When my partner (who is from the EU) got to the US this most recent time (she visits here for 90 days at a time, as allowed under VWP rules), immigration pulled her aside with a printout of (public-facing) facebook pages on their desk. Interesting only in that her face book is not under her official name. They had pages and pages of printouts that they thought proved she wasn't simple a tourist, and that she was working here, etc. Note, it was all public (or semi-public with a lot of crawling around under alternate emails, leading to other names, etc etc) so nothing "intercepted". But still a bit worrying when you get pulled aside and someone has a folder ready full of pictures of you, your business website (freelancer), your facebook posts, your tweets, etc
Interesting. Any theories on how they linked that FB profile to her real name? Maybe through the WHOIS record of her website, that got linked from that Facebook page often enough to imply a relationship?
Probably not even anything that difficult. If you search for her last name and city, her freelance site comes up. If you go through the freelance site you get an email. Under a search for that email, I think there is a livejournal. In livejournal info there is a link to the facebook page. Etc etc. Something like that. Just google search a few things and play "follow that link"
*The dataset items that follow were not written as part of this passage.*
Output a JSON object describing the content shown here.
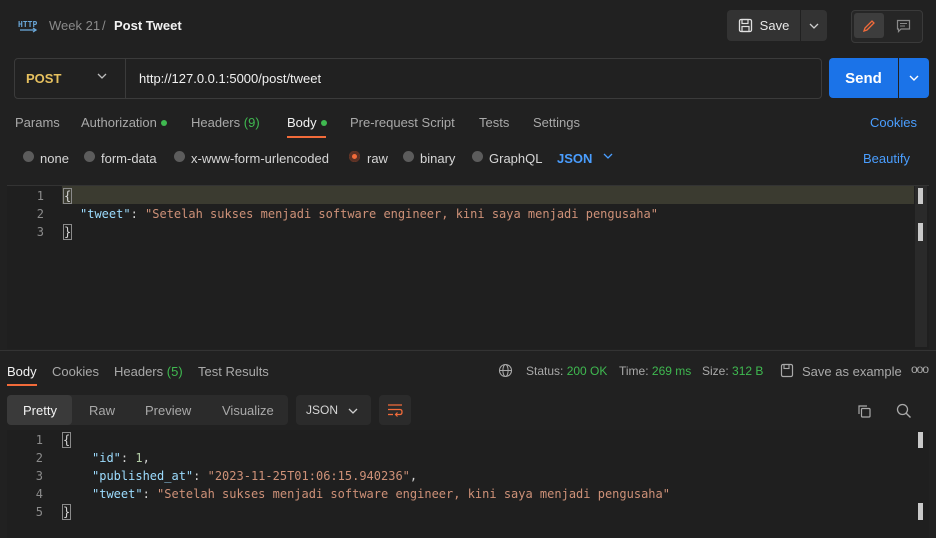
{
  "breadcrumb": {
    "parent": "Week 21",
    "separator": "/",
    "title": "Post Tweet"
  },
  "toolbar": {
    "save_label": "Save"
  },
  "request": {
    "method": "POST",
    "url": "http://127.0.0.1:5000/post/tweet",
    "send_label": "Send"
  },
  "request_tabs": [
    {
      "label": "Params"
    },
    {
      "label": "Authorization"
    },
    {
      "label": "Headers",
      "count": "(9)"
    },
    {
      "label": "Body"
    },
    {
      "label": "Pre-request Script"
    },
    {
      "label": "Tests"
    },
    {
      "label": "Settings"
    }
  ],
  "cookies_link": "Cookies",
  "body_types": [
    "none",
    "form-data",
    "x-www-form-urlencoded",
    "raw",
    "binary",
    "GraphQL"
  ],
  "body_format": "JSON",
  "beautify_label": "Beautify",
  "request_body": {
    "line_numbers": [
      "1",
      "2",
      "3"
    ],
    "open_brace": "{",
    "key": "\"tweet\"",
    "colon": ": ",
    "value": "\"Setelah sukses menjadi software engineer, kini saya menjadi pengusaha\"",
    "close_brace": "}"
  },
  "response_tabs": [
    {
      "label": "Body"
    },
    {
      "label": "Cookies"
    },
    {
      "label": "Headers",
      "count": "(5)"
    },
    {
      "label": "Test Results"
    }
  ],
  "response_status": {
    "status_label": "Status:",
    "status_value": "200 OK",
    "time_label": "Time:",
    "time_value": "269 ms",
    "size_label": "Size:",
    "size_value": "312 B",
    "save_example_label": "Save as example",
    "more_label": "ooo"
  },
  "response_views": [
    "Pretty",
    "Raw",
    "Preview",
    "Visualize"
  ],
  "response_format": "JSON",
  "response_body": {
    "line_numbers": [
      "1",
      "2",
      "3",
      "4",
      "5"
    ],
    "open_brace": "{",
    "id_key": "\"id\"",
    "id_value": "1",
    "published_key": "\"published_at\"",
    "published_value": "\"2023-11-25T01:06:15.940236\"",
    "tweet_key": "\"tweet\"",
    "tweet_value": "\"Setelah sukses menjadi software engineer, kini saya menjadi pengusaha\"",
    "close_brace": "}"
  },
  "colors": {
    "accent_orange": "#f26b3a",
    "send_blue": "#1b73e8",
    "link_blue": "#4a9eff",
    "ok_green": "#3fb950",
    "method_yellow": "#e7c15f"
  }
}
Worthwhile not because of super spy tactics, nothing any of us couldn't do in 10 minutes of looking for a person, but because its a reminder of how much info people leave out in the open even if they are semi privacy conscious, and also whether you think it is valid or not (I don't obv) immigration is going to get anything they can to figure out why you are here if you are a "frequent tourist" and seemingly from all of our interactions with them, the thing they are most concerned about, to the point of being fanatical, is whether or not you are making any money while you are in the US.
In the age of telecommuting, multinational clients, etc this makes no sense. (My partner can of course hire American clients when in Europe, but can't even work for European clients when in the US) but not exactly the first time bureaucracy is dragging behind the way we are actually living.
If someone has had their real name on their profile at any time, and later changed it, it's pretty easy to still find using the real name. Trivially so if they chose a username that contained their real name.